中東諸国の諸事例を政治学的に分析することで中東は特殊であるという『中東例外論』を乗り越え、かつアラブ動乱を予見できなかった既存の中東政治学に新しい分析視覚をもたらすことを企図した一冊。

「中東諸国の政治過程には、①統治における公的制度と非公的制度の相互連関、②宗派や部族等の伝統的社会紐帯と政治構造の相互作用、③ナショナル・アイデンティティへの疑義、④国外主体の強力な介入という4点の特徴がある。これら特徴を政治学的に分析することは、比較政治学の幅の拡大に貢献できる。」(140字)

本書は、チュニジアジャスミン革命に端を発するアラブの動乱が相次いだ2011年初頭から1年半後の2012年7月に刊行されました。
民主化」や「社会運動」といった政治学になじみの深い言葉で「中東」が語られるようになり、特殊性のなかに押し込められていた「中東」が比較政治の場に躍り出てきた。
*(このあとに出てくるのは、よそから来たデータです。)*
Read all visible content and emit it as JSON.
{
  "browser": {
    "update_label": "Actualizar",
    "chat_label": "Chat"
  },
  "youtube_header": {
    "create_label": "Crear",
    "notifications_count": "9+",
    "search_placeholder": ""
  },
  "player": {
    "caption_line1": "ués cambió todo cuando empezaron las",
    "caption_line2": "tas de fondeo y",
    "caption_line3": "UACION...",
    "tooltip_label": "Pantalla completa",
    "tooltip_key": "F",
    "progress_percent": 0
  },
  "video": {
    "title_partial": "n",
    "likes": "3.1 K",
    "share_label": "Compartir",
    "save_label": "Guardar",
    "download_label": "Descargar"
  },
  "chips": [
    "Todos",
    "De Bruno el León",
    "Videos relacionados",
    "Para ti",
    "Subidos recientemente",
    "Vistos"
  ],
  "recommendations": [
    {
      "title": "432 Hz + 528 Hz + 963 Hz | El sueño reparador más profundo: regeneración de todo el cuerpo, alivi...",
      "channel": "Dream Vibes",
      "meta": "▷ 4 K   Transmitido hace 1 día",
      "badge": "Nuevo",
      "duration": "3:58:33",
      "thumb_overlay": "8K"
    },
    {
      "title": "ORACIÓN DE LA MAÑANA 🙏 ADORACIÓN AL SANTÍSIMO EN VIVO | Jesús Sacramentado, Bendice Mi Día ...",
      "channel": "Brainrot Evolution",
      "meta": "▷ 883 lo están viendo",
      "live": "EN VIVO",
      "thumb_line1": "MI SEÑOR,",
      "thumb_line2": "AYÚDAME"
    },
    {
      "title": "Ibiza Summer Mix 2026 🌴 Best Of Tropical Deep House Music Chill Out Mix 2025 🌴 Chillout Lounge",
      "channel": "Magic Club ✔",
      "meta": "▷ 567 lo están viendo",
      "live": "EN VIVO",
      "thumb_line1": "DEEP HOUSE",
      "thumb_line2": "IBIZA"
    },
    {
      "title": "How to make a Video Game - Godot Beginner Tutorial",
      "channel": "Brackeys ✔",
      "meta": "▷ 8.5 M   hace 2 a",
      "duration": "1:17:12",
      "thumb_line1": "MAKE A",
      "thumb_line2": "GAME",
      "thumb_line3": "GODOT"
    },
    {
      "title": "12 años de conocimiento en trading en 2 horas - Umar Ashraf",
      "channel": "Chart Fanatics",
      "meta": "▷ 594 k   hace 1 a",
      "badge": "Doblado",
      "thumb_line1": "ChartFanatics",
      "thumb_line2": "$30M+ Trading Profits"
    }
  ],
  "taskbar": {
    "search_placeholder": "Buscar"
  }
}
中東政治学の本をまとめるのは今しかない、という編者酒井さん他研究者の皆さんの意気込みが動乱からわずか1年半後の本書刊行につながったんだろうと思います。

構成としては、上記①~④の各テーマについて3~4ヶ国の事例分析(それぞれ十数ページ)がされています。

一例を挙げると、エジプトで非民主的体制を支えてきた非公的ネットワークがいかに形成・維持されたか、またそれがどう変わってムバラク大統領の退任につながったか(①)や、アフガニスタンにおいて部族社会・部族的紐帯が(ローヤ・ジルガなどを通して)どう政治的決定のプロセスに関わってきたか(②)、インターネットや衛星テレビなどトランスナショナルなメディアがどうトランスナショナルなネットワークを形成し、どう国民意識の再発見につながったか(③)、などなど。

それぞれ十数ページでさくっと読めますが、大学学部後期から大学院の学生向けの教科書としても書かれているだけに、内容は結構高度でした。

むー、これで特にアラブ系の中東シリーズはいったん終了かな。
まぁまぁ主だったキーワードの背景・広がりについては分かってきた気がします。